U.S. Naval Dental Center Far East officially was disestablished after more than 47 years of service in Japan when the dental clinic’s final commanding officer, Capt. Wayne Lapetoda, presented the dental command flag to Capt. Charles Taylor, Yokosuka Naval Hospital’s commanding officer.
The change should have minimal effect on Yokosuka dental patients, officials said.
The dental command was integrated into Yokosuka Naval Hospital on Thursday as part of the U.S. Navy Bureau of Medicine’s answer to a challenge from Chief of Naval Operations Adm. Vern Clark, said Rear Adm. Dennis Woofter, deputy director for Naval Medicine, who officiated at the ceremony.
“Adm. Clark, when he assumed his office nearly five years ago, challenged all of his commanders … to reduce their administrative and command-and-control infrastructure to be more efficient … with the objective to reduce labor costs,” Woofter said.
“This integration initiative is Navy Medicine’s response to that challenge. There is a lot of overhead that goes with maintaining separate commands, and the inherent support staff that goes with each of those. By merging them we ought to be able to enjoy some economies of scale and reduce redundant and duplicate processes.”
Woofter said he expected most patients would notice no difference to their service or care after the integration, saying changes mostly affect administrative processes.
When the integration plan was under consideration, officials found almost 100 administrative processes in parallel between medical and dental commands, Woofter said.
“By merging,” he said, “we should be able to achieve very significant savings in manpower and efficiencies.”
Short of physical changes such as the locations for picking up records or making appointments, most people won’t be affected by the integration, he said.
He does, however, expect integration to affect Naval Medicine’s personnel numbers.
“If we do it right, and we actually achieve these efficiencies that are potentially there, it should result in a demand for a smaller labor force,” he said. Woofter expects some reductions in civilian, contractor and military numbers but said he could not immediately predict where the cuts would be made.
The integration of Navy dental commands should be invisible as well for most personnel just getting into Naval Medicine — but it may affect them later on in their careers.

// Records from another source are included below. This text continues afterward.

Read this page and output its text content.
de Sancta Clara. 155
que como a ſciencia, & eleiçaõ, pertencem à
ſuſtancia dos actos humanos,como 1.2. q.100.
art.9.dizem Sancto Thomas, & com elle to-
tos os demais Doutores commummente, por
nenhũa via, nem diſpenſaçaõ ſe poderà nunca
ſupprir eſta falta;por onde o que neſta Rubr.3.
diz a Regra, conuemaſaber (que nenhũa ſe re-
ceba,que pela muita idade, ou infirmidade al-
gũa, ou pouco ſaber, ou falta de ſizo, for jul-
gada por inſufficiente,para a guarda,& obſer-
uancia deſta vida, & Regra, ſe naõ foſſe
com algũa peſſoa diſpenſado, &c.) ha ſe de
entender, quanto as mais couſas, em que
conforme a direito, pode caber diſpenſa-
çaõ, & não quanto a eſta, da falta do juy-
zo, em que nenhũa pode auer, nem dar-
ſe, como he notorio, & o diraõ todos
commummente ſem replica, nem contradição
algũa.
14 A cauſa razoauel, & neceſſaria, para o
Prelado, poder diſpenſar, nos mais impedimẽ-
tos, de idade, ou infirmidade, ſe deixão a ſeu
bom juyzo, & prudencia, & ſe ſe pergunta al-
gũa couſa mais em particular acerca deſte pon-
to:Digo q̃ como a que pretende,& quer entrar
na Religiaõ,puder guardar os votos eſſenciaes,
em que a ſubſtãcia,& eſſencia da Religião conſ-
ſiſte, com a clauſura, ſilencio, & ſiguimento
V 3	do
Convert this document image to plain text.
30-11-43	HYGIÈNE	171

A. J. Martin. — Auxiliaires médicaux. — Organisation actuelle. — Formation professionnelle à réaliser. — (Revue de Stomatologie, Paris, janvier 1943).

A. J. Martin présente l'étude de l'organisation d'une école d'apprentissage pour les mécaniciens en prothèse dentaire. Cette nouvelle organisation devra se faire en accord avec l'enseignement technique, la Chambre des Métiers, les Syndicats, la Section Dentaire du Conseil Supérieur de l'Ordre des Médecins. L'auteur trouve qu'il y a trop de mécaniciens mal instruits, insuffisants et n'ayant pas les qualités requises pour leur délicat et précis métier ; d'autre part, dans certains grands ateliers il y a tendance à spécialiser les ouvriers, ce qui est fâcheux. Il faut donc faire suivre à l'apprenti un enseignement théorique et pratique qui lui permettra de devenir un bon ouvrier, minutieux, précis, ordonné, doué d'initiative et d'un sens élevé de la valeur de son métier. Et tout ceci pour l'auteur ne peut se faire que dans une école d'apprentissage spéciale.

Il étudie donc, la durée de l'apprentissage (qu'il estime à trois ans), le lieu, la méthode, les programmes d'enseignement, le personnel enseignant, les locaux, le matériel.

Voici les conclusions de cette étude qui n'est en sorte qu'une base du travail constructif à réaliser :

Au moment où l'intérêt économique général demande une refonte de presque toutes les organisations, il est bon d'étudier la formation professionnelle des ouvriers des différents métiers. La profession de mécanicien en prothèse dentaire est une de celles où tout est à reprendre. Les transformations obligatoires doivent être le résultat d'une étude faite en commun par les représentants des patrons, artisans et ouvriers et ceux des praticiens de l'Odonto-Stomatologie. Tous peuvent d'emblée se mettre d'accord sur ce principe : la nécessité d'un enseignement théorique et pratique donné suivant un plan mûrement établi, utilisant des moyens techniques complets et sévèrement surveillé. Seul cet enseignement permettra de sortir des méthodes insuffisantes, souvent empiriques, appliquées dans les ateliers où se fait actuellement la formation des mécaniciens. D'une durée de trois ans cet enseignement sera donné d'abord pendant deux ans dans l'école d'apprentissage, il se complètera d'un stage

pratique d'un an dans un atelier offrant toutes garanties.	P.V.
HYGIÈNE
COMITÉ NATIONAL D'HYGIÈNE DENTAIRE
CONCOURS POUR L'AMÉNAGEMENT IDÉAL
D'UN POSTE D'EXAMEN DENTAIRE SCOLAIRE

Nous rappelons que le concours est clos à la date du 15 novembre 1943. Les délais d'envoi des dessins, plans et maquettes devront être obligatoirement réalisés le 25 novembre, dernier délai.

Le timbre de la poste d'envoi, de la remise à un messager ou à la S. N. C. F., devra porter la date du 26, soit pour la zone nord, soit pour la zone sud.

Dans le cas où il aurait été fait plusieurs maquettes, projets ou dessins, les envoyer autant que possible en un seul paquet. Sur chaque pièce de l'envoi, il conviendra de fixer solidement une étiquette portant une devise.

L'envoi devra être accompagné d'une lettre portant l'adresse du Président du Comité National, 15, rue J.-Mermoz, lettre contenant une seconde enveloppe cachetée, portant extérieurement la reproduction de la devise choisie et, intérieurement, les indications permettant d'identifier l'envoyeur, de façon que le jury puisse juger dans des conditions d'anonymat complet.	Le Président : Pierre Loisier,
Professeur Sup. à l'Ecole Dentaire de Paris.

“The folks who stay with the system longer and move into the administrative side,” will be expected to have an “understanding of a full spectrum of health care not just medical care or dental care,” Woofter said.

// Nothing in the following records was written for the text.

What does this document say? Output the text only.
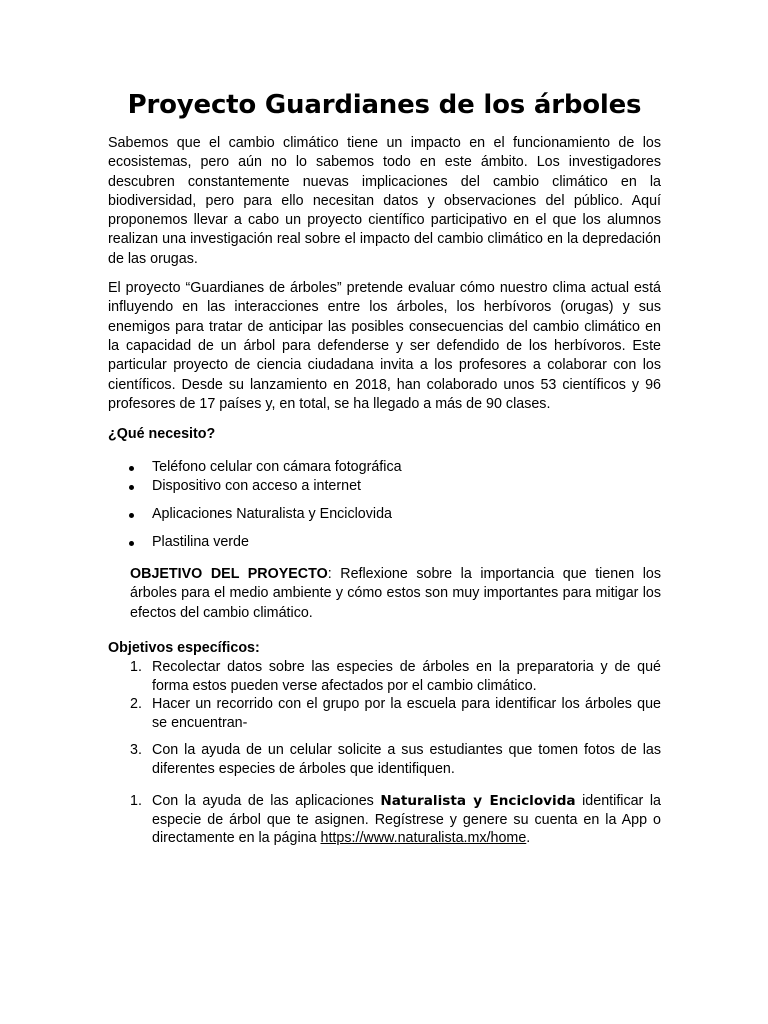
Proyecto Guardianes de los árboles

Sabemos que el cambio climático tiene un impacto en el funcionamiento de los ecosistemas, pero aún no lo sabemos todo en este ámbito. Los investigadores descubren constantemente nuevas implicaciones del cambio climático en la biodiversidad, pero para ello necesitan datos y observaciones del público. Aquí proponemos llevar a cabo un proyecto científico participativo en el que los alumnos realizan una investigación real sobre el impacto del cambio climático en la depredación de las orugas.

El proyecto “Guardianes de árboles” pretende evaluar cómo nuestro clima actual está influyendo en las interacciones entre los árboles, los herbívoros (orugas) y sus enemigos para tratar de anticipar las posibles consecuencias del cambio climático en la capacidad de un árbol para defenderse y ser defendido de los herbívoros. Este particular proyecto de ciencia ciudadana invita a los profesores a colaborar con los científicos. Desde su lanzamiento en 2018, han colaborado unos 53 científicos y 96 profesores de 17 países y, en total, se ha llegado a más de 90 clases.

¿Qué necesito?
Teléfono celular con cámara fotográfica
Dispositivo con acceso a internet
Aplicaciones Naturalista y Enciclovida
Plastilina verde

OBJETIVO DEL PROYECTO: Reflexione sobre la importancia que tienen los árboles para el medio ambiente y cómo estos son muy importantes para mitigar los efectos del cambio climático.

Objetivos específicos:
1. Recolectar datos sobre las especies de árboles en la preparatoria y de qué forma estos pueden verse afectados por el cambio climático.
2. Hacer un recorrido con el grupo por la escuela para identificar los árboles que se encuentran-
3. Con la ayuda de un celular solicite a sus estudiantes que tomen fotos de las diferentes especies de árboles que identifiquen.
1. Con la ayuda de las aplicaciones Naturalista y Enciclovida identificar la especie de árbol que te asignen. Regístrese y genere su cuenta en la App o directamente en la página https://www.naturalista.mx/home.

Several sailors at Thursday’s ceremony said they had come to agree that the integration was a good idea, though most said they were a little skeptical at first.

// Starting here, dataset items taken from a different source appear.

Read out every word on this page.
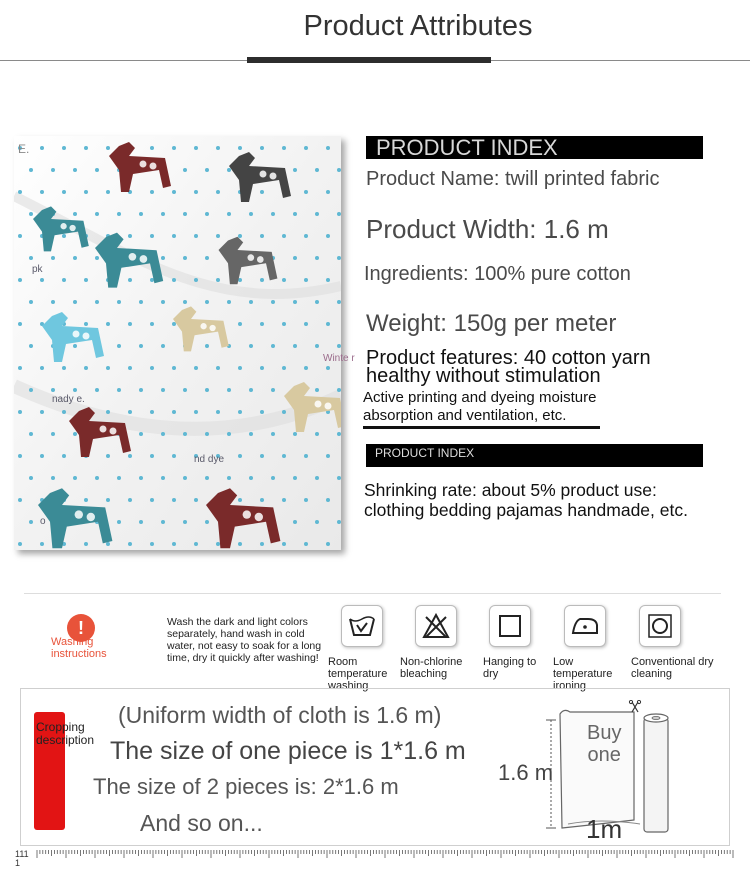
Product Attributes
E.
pk
nady e.
nd dye
o
Winte r
PRODUCT INDEX
Product Name: twill printed fabric
Product Width: 1.6 m
Ingredients: 100% pure cotton
Weight: 150g per meter
Product features: 40 cotton yarn
healthy without stimulation
Active printing and dyeing moisture
absorption and ventilation, etc.
PRODUCT INDEX
Shrinking rate: about 5% product use:
clothing bedding pajamas handmade, etc.
!
Washing instructions
Wash the dark and light colors separately, hand wash in cold water, not easy to soak for a long time, dry it quickly after washing! Room temperature washing
Non-chlorine bleaching
Hanging to dry
Low temperature ironing
Conventional dry cleaning
Cropping description
(Uniform width of cloth is 1.6 m)
The size of one piece is 1*1.6 m
The size of 2 pieces is: 2*1.6 m
And so on...
1.6 m
Buy
one
1m
111
1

“I feel it’s a good idea,” said Petty Officer 3rd Class Jessamine Delgado, a dental technician from Atsugi Naval Air Facility. “I just think it’s going to take a few steps to get where everyone will feel comfortable.”
Petty Officer 3rd Class Jevon Jones said he believes the integration will open up more career possibilities.
“I think it is a good opportunity for DTs (dental technicians) to get acclimated with the hospital. It’s good we are going to become one big command,” said the dental technician from Yokosuka.